翌日,攸寧又是白忙活了一天,滿心沮喪地回到家中,正勉強打起精神應付精力旺盛的安琪,門鈴忽然響起。
女傭去開門,忽然驚呼道:“先生,你回來了?”
攸寧也是一驚,還沒起身,安琪已經先她一步從沙發跳下來,跑到門口興奮叫道:“爹地!你提前回家啦!”
沈玉安一把將小傢伙跑起來,一邊朝屋內走一邊笑眯眯道:“安琪有沒有想爹地?”
“安琪都想死爹地了,媽咪說爹地要五天回家,現在才三天呢。爹地一定是想安琪,才提前回來對不對?”
沈玉安笑:“對啊!”
他抱着安琪走向迎上來的攸寧,笑道:“攸寧,多虧你在外面替我忙活,不然我都不知道還要在裏面待多久?”
攸寧有些驚愕地看着他,明明今早收到的消息,還是沒有眉目,怎麼忽然就出來了?
難不成……她腦中浮現昨晚態度冷淡的薛槐。
她想了想,問道:“安表哥,他們放你出來時,有對你說什麼嗎?”
沈玉安道:“哦,就聽管事的提了嘴,說我的事是司法總長親自批的條子。”說着,又隨口問,“是大哥那邊幫忙找人了嗎?”

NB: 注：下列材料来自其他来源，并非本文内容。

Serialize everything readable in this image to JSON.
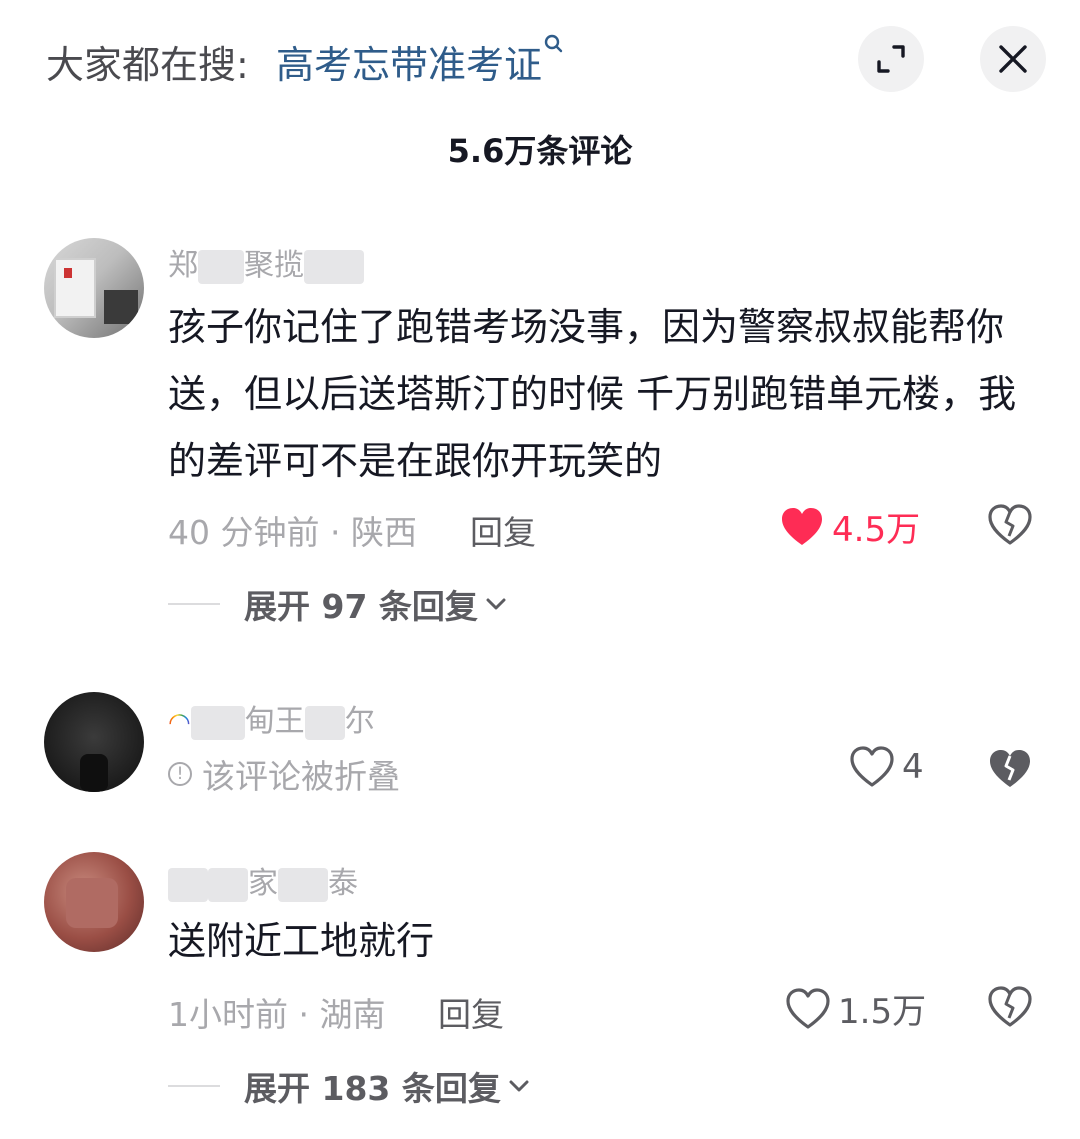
{
  "search": {
    "prefix": "大家都在搜:",
    "term": "高考忘带准考证"
  },
  "header": {
    "title": "5.6万条评论"
  },
  "comments": [
    {
      "username_visible": "郑",
      "username_mid": "聚揽",
      "text": "孩子你记住了跑错考场没事，因为警察叔叔能帮你送，但以后送塔斯汀的时候 千万别跑错单元楼，我的差评可不是在跟你开玩笑的",
      "meta": "40 分钟前 · 陕西",
      "reply_label": "回复",
      "likes": "4.5万",
      "liked": true,
      "expand_label": "展开 97 条回复"
    },
    {
      "username_visible": "甸王",
      "username_mid": "尔",
      "folded_text": "该评论被折叠",
      "likes": "4",
      "liked": false
    },
    {
      "username_visible": "家",
      "username_mid": "泰",
      "text": "送附近工地就行",
      "meta": "1小时前 · 湖南",
      "reply_label": "回复",
      "likes": "1.5万",
      "liked": false,
      "expand_label": "展开 183 条回复"
    }
  ],
  "colors": {
    "like_red": "#fe2c55",
    "link_blue": "#2f5c8a",
    "muted": "#a8a8ac"
  },
  "icons": [
    "search-icon",
    "collapse-icon",
    "close-icon",
    "heart-icon",
    "broken-heart-icon",
    "chevron-down-icon",
    "info-icon"
  ]
}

攸寧不置可否,只道:“你趕緊洗個澡換身衣服,去去晦氣,喫了飯好好睡一覺。”
“嗯。”沈玉安點點頭,放下安琪,又在對方小腦袋上揉了把,“安琪,等爹地換上乾淨衣裳再陪你玩。”
安琪用力點頭。
因爲沈玉安的迴歸,這間公寓裏,又恢復了往日的歡聲笑語。
懵懂的安琪,還不懂這世界的真相,只一味的因爲父母在身邊而開心。
小姑娘鬧到快凌晨,終於熬不住睏意,這才呼呼大睡過去。
攸寧忙了這些天,心中一顆大石頭總算落地,只是躺在牀上,看着燈下女兒那張與薛槐七八分相似的臉,心中不禁五味雜陳。
沈玉安能順利出來,只怕還是薛槐幫了忙。
要不要去感謝?
這個念頭剛冒出頭,他就搖了搖頭。
既然對方不說,自己就當不知道,以免不小心又牽扯不清。
她和他如今都過得不錯,又何必去打破這份平靜?
思及此,她給安琪攏了攏被子,關上臺燈,安心睡了過去。
翌日,風和日麗,恰好又是禮拜天,攸寧和沈玉安便帶了安琪去頤和園賞花劃船。
這天氣變化也快,一禮拜前還下了場雪,轉眼就已經春暖花開。
頤和園開放多年,曾經的皇家宮苑,已成爲普通百姓遊玩的去處,只是管理混亂,隨處可見攤販乞丐,今日更是人流如織,摩肩接踵。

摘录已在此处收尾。